Joining tables from two different postgresql

@bilallodhi welcome to the KNIME forum.

Question is what does that mean. If you can access them both by the same DB connector you might just use the DB Joiner – KNIME Community Hub node which in effect will create a SQL view. You can combine several DB (database) nodes so that the operation will be done on the database.

I do not think that a join using streaming is possible since the machine would not know which other possible values would be there. But that might depend on your actual data and what kind of databases we are talking about. Performance might also be influenced by things like indices (if they are being used).

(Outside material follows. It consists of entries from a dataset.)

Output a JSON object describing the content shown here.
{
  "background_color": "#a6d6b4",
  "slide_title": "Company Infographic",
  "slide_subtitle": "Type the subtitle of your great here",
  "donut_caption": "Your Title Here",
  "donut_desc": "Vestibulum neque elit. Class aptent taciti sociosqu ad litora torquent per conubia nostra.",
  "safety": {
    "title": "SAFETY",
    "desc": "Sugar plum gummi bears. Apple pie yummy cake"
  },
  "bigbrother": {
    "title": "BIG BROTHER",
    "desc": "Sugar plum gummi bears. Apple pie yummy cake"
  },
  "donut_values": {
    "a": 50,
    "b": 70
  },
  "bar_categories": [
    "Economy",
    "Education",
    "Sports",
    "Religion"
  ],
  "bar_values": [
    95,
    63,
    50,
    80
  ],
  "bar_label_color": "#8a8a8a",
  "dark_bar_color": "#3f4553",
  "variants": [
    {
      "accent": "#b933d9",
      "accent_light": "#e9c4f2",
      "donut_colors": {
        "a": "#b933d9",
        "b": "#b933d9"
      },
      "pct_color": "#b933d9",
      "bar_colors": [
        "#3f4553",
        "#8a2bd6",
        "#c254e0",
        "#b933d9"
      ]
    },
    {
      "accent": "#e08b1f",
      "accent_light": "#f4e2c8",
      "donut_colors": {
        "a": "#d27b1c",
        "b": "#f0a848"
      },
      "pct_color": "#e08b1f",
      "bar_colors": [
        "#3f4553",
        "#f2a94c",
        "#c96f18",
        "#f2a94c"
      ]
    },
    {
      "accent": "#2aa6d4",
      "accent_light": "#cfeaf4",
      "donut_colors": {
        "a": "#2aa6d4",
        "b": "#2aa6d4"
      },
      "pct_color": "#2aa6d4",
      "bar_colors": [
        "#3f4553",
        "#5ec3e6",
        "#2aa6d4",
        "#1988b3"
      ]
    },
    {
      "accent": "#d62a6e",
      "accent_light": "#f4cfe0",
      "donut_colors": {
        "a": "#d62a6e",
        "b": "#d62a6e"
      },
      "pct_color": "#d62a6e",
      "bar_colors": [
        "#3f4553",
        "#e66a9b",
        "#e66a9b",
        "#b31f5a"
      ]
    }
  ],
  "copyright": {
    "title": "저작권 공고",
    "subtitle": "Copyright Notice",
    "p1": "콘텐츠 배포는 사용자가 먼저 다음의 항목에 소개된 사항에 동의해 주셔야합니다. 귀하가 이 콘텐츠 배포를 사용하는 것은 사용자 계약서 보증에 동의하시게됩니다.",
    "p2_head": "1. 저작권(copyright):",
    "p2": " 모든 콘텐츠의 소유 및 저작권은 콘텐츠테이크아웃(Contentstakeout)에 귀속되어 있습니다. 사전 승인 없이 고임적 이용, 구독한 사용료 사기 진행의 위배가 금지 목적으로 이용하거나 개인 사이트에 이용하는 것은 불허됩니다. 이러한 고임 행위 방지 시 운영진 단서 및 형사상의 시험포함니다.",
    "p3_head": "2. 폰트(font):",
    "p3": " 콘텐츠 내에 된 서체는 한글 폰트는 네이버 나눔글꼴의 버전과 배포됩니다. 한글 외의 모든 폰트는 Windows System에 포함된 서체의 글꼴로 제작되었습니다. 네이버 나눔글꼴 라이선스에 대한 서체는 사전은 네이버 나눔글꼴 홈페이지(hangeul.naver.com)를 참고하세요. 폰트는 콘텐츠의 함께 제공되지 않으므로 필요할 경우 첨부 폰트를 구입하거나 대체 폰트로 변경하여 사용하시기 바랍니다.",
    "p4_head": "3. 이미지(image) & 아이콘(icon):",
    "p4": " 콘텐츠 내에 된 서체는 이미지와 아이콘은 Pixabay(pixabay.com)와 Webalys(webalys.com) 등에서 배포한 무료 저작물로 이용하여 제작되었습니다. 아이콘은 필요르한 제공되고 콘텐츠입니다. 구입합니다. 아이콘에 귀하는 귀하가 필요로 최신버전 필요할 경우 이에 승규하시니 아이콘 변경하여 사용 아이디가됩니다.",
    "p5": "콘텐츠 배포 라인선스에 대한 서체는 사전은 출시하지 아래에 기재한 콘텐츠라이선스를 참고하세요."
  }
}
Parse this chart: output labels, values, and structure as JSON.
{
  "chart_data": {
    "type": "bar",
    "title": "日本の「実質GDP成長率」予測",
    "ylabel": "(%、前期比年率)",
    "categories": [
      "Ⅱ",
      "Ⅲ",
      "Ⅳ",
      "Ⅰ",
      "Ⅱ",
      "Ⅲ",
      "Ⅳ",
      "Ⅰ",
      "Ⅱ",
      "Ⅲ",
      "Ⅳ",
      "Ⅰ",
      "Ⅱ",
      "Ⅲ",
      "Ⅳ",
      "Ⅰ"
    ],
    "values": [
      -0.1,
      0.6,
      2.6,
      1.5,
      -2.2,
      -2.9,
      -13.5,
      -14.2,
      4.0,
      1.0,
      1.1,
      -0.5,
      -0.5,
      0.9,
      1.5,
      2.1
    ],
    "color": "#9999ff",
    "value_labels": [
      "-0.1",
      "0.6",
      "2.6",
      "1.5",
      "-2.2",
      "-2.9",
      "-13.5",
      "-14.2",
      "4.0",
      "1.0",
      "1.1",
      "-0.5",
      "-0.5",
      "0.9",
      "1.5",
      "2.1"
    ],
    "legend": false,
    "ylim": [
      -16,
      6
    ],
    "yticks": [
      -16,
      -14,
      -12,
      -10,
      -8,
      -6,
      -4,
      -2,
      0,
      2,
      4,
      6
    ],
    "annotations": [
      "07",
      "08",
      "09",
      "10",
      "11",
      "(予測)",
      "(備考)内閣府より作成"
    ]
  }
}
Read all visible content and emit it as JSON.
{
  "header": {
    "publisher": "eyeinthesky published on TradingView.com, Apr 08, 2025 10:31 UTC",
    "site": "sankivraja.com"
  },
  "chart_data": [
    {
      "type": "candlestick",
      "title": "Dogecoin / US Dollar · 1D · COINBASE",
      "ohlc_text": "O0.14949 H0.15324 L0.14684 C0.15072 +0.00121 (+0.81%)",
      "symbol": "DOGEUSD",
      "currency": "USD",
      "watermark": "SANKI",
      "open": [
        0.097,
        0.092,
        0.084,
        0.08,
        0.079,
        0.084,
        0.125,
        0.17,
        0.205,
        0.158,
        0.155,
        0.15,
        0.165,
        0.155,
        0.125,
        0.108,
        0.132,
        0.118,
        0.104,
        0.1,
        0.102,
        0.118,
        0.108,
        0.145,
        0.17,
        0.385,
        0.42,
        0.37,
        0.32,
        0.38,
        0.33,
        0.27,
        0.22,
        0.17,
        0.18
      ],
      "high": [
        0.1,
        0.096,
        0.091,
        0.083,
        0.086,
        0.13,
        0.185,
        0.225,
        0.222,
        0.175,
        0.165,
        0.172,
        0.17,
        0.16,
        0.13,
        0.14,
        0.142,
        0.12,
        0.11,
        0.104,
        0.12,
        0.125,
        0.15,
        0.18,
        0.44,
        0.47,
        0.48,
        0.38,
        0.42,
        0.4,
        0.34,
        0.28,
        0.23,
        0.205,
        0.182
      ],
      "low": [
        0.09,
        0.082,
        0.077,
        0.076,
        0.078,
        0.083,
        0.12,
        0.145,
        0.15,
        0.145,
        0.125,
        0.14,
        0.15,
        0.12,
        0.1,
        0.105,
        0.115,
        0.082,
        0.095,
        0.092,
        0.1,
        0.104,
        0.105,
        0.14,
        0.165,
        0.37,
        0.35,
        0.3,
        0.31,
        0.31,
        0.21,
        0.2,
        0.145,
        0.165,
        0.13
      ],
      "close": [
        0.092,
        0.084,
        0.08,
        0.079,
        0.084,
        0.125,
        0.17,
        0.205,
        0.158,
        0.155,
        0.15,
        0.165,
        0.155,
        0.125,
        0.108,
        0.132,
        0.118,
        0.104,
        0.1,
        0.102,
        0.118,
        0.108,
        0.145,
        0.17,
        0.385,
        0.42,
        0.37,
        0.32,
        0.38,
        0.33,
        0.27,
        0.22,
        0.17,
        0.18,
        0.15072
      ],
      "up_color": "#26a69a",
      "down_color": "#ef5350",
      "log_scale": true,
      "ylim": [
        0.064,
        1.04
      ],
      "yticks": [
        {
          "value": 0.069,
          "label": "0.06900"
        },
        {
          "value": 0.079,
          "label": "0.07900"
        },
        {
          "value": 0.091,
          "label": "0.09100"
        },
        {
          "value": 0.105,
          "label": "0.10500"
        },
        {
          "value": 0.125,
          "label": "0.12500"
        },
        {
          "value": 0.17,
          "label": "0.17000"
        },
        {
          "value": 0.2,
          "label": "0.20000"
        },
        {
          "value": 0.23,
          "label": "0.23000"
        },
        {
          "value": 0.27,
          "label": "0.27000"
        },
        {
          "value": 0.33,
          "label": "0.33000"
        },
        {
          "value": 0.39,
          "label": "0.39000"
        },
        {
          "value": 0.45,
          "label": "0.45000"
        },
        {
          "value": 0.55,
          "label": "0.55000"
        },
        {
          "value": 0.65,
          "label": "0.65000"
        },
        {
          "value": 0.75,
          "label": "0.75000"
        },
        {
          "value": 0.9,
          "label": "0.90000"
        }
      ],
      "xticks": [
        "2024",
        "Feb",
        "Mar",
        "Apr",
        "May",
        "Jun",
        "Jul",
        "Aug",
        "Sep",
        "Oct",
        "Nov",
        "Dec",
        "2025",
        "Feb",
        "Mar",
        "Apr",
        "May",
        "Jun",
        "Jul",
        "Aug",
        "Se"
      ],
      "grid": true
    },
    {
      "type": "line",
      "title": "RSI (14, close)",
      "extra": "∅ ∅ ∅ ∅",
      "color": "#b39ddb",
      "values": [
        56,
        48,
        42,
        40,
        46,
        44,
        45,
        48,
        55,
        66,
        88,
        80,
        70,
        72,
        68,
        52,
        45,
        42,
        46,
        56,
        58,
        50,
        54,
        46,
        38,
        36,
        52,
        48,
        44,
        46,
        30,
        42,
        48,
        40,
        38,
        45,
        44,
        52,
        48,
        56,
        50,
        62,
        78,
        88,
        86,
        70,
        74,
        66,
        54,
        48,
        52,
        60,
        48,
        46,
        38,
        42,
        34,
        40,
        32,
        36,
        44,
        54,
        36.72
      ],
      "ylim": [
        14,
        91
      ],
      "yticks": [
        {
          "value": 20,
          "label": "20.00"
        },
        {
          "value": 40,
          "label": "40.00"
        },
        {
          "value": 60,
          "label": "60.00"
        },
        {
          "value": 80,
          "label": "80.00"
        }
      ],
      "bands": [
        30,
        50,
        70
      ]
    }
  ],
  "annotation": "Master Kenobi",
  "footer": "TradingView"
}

In general it most often does make sense to do the larger database tasks on the DB. With big data operations my experience is that sometimes it can make sense to use temporary tables and do more complex operations in steps - while other databases (think Oracle) might have the option to optimise (nested) queries by themselves.

I think you might have to provide us with some more informations and maybe also talk to someone in or organisation who would know about performance tweaking in your database system.

If 5 or 7 million lines are large very much depends on the nature of the data :slight_smile: just considering the number of lines a strong machine might be able to do that with a KNIME installation :slight_smile: - depending on the complexity of the join.

Another thing to think about might be to do it in chunks and store the intermediate results (on a local machine Parquet would be a format that would be able to easily append intermediate results - also on a big data system). That again very much depends on the scenario.

4 Likes